Based on the judgment of a tokenization super cycle, Bernstein clearly identifies the publicly traded companies they believe will benefit directly, providing a clear investment roadmap for traditional capital. Their recommended stock list includes: cryptocurrency trading platform Robinhood (HOOD), Coinbase (COIN), compliance and infrastructure-focused FIGR and Circle (CRCL), and MicroStrategy (MSTR), which uses Bitcoin as its core reserve asset.

The report considers these companies as the best vehicles to capture the growth potential of the tokenization theme. For example, MicroStrategy’s massive Bitcoin holdings make its stock price highly correlated with Bitcoin’s price movements, seen as a “proxy investment” for institutional access to Bitcoin.

Price Projection

According to Gate market data, as of January 9, 2026, Bitcoin’s trading price is approximately $91,263.5, up 0.18% within 24 hours.
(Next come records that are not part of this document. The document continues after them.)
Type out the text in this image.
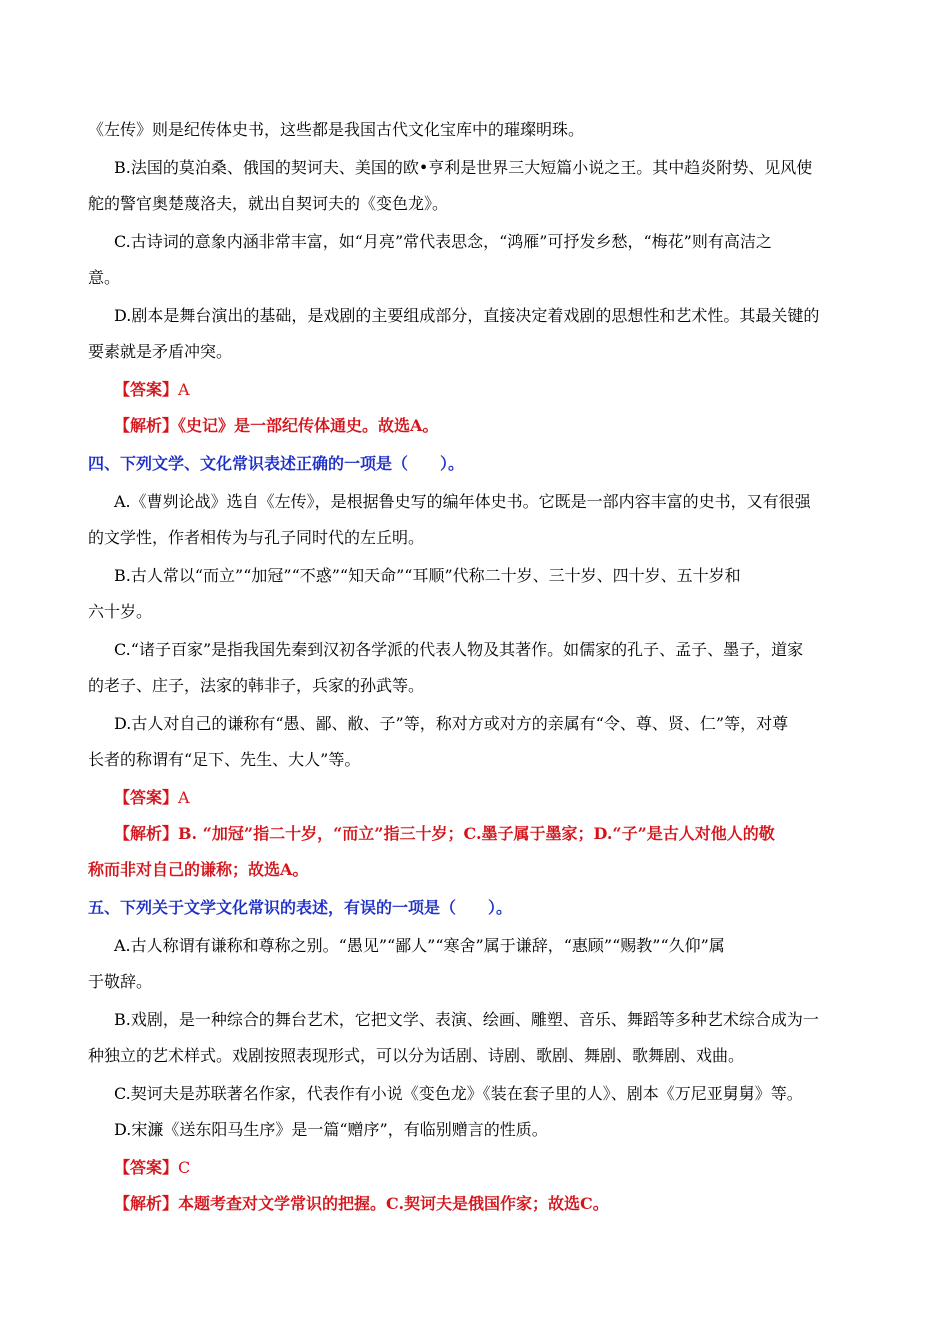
《左传》则是纪传体史书，这些都是我国古代文化宝库中的璀璨明珠。
B.法国的莫泊桑、俄国的契诃夫、美国的欧•亨利是世界三大短篇小说之王。其中趋炎附势、见风使
舵的警官奥楚蔑洛夫，就出自契诃夫的《变色龙》。
C.古诗词的意象内涵非常丰富，如“月亮”常代表思念，“鸿雁”可抒发乡愁，“梅花”则有高洁之
意。
D.剧本是舞台演出的基础，是戏剧的主要组成部分，直接决定着戏剧的思想性和艺术性。其最关键的
要素就是矛盾冲突。
【答案】A
【解析】《史记》是一部纪传体通史。故选A。
四、下列文学、文化常识表述正确的一项是（　　）。
A.《曹刿论战》选自《左传》，是根据鲁史写的编年体史书。它既是一部内容丰富的史书，又有很强
的文学性，作者相传为与孔子同时代的左丘明。
B.古人常以“而立”“加冠”“不惑”“知天命”“耳顺”代称二十岁、三十岁、四十岁、五十岁和
六十岁。
C.“诸子百家”是指我国先秦到汉初各学派的代表人物及其著作。如儒家的孔子、孟子、墨子，道家
的老子、庄子，法家的韩非子，兵家的孙武等。
D.古人对自己的谦称有“愚、鄙、敝、子”等，称对方或对方的亲属有“令、尊、贤、仁”等，对尊
长者的称谓有“足下、先生、大人”等。
【答案】A
【解析】B. “加冠”指二十岁，“而立”指三十岁；C.墨子属于墨家；D.“子”是古人对他人的敬
称而非对自己的谦称；故选A。
五、下列关于文学文化常识的表述，有误的一项是（　　）。
A.古人称谓有谦称和尊称之别。“愚见”“鄙人”“寒舍”属于谦辞，“惠顾”“赐教”“久仰”属
于敬辞。
B.戏剧，是一种综合的舞台艺术，它把文学、表演、绘画、雕塑、音乐、舞蹈等多种艺术综合成为一
种独立的艺术样式。戏剧按照表现形式，可以分为话剧、诗剧、歌剧、舞剧、歌舞剧、戏曲。
C.契诃夫是苏联著名作家，代表作有小说《变色龙》《装在套子里的人》、剧本《万尼亚舅舅》等。
D.宋濂《送东阳马生序》是一篇“赠序”，有临别赠言的性质。
【答案】C
【解析】本题考查对文学常识的把握。C.契诃夫是俄国作家；故选C。
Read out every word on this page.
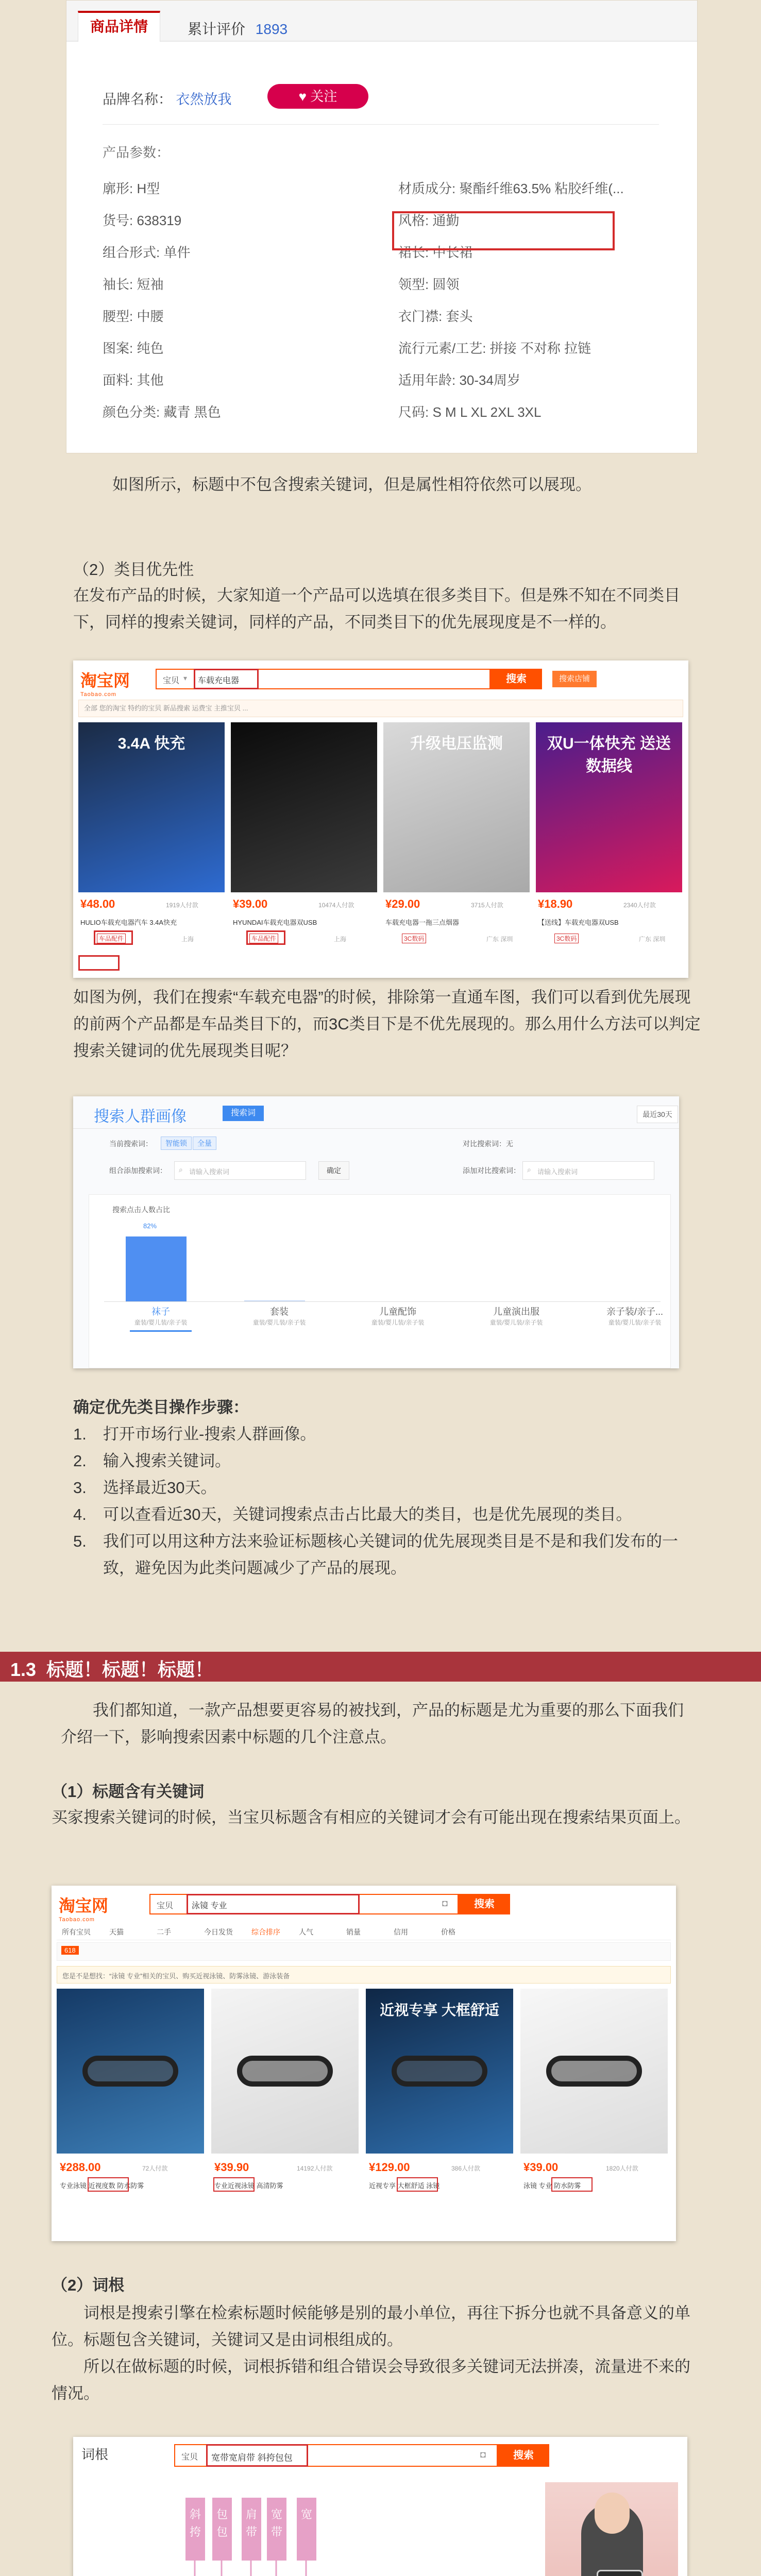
商品详情	累计评价 1893
品牌名称： 衣然放我	♥ 关注
产品参数：
廓形: H型	材质成分: 聚酯纤维63.5% 粘胶纤维(...
货号: 638319	风格: 通勤
组合形式: 单件	裙长: 中长裙
袖长: 短袖	领型: 圆领
腰型: 中腰	衣门襟: 套头
图案: 纯色	流行元素/工艺: 拼接 不对称 拉链
面料: 其他	适用年龄: 30-34周岁
颜色分类: 藏青 黑色	尺码: S M L XL 2XL 3XL
如图所示，标题中不包含搜索关键词，但是属性相符依然可以展现。
（2）类目优先性
在发布产品的时候，大家知道一个产品可以选填在很多类目下。但是殊不知在不同类目下，同样的搜索关键词，同样的产品，不同类目下的优先展现度是不一样的。
淘宝网
Taobao.com
宝贝 ▾ 车载充电器	搜索	搜索店铺
全部 您的淘宝 特约的宝贝 新品搜索 运费宝 主推宝贝 ...
3.4A 快充
¥48.00	1919人付款
HULIO车载充电器汽车 3.4A快充
上海
车品配件
¥39.00	10474人付款
HYUNDAI车载充电器双USB
上海
车品配件
升级电压监测
¥29.00	3715人付款
车载充电器一拖三点烟器
广东 深圳
3C数码
双U一体快充 送送数据线
¥18.90	2340人付款
【送线】车载充电器双USB
广东 深圳
3C数码
如图为例，我们在搜索“车载充电器”的时候，排除第一直通车图，我们可以看到优先展现的前两个产品都是车品类目下的，而3C类目下是不优先展现的。那么用什么方法可以判定搜索关键词的优先展现类目呢？
搜索人群画像	搜索词	最近30天
当前搜索词：	智能锁	全量	对比搜索词：无
组合添加搜索词： ⌕ 请输入搜索词	确定	添加对比搜索词： ⌕ 请输入搜索词
搜索点击人数占比
82%
袜子
童装/婴儿装/亲子装
套装
童装/婴儿装/亲子装
儿童配饰
童装/婴儿装/亲子装
儿童演出服
童装/婴儿装/亲子装
亲子装/亲子...
童装/婴儿装/亲子装
确定优先类目操作步骤：
1. 打开市场行业-搜索人群画像。
2. 输入搜索关键词。
3. 选择最近30天。
4. 可以查看近30天，关键词搜索点击占比最大的类目，也是优先展现的类目。
5. 我们可以用这种方法来验证标题核心关键词的优先展现类目是不是和我们发布的一致，避免因为此类问题减少了产品的展现。
1.3  标题！标题！标题！
我们都知道，一款产品想要更容易的被找到，产品的标题是尤为重要的那么下面我们介绍一下，影响搜索因素中标题的几个注意点。
（1）标题含有关键词
买家搜索关键词的时候，当宝贝标题含有相应的关键词才会有可能出现在搜索结果页面上。
淘宝网
Taobao.com
宝贝 泳镜 专业	◘	搜索
所有宝贝	天猫	二手	今日发货	综合排序	人气	销量	信用	价格
618
您是不是想找：“泳镜 专业”相关的宝贝、购买近视泳镜、防雾泳镜、游泳装备
¥288.00	72人付款
专业泳镜 近视度数 防水防雾
¥39.90	14192人付款
专业近视泳镜 高清防雾
近视专享 大框舒适
¥129.00	386人付款
近视专享 大框舒适 泳镜
¥39.00	1820人付款
泳镜 专业 防水防雾
（2）词根
词根是搜索引擎在检索标题时候能够是别的最小单位，再往下拆分也就不具备意义的单位。标题包含关键词，关键词又是由词根组成的。
所以在做标题的时候，词根拆错和组合错误会导致很多关键词无法拼凑，流量进不来的情况。
词根	宝贝 宽带宽肩带 斜挎包包	◘	搜索
斜
挎
包
包
肩
带
宽
带
宽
This price still has about a 28% gap from the all-time high of $126,272 set in 2025. Market analysis suggests that the current level is at a critical technical and psychological threshold.

From Bernstein’s target price perspective, their forecast implies about 64% upside from current levels to the end of 2026 (to $150,000), and about 119% upside to the end of 2027 (to $200,000). Supporting this optimistic outlook, besides the super cycle mentioned earlier, are long-term trends such as governments (e.g., the US establishing strategic Bitcoin reserves) and corporations continuously including Bitcoin in their balance sheets, creating structural new demand.

As of January 9, 2026, Bitcoin’s price consolidates above $91,000 on the Gate trading platform. Market focus has shifted from fear of the bottom to anticipation of the future. Bernstein’s report concludes by reaffirming its long-term belief spanning a decade: the ultimate target price for Bitcoin is $1,000,000 by 2033. Analysts believe that as more sovereign funds and multinational corporations join the allocation, Bitcoin is evolving from a highly volatile emerging asset into a “predictable demand” store of value in the digital age.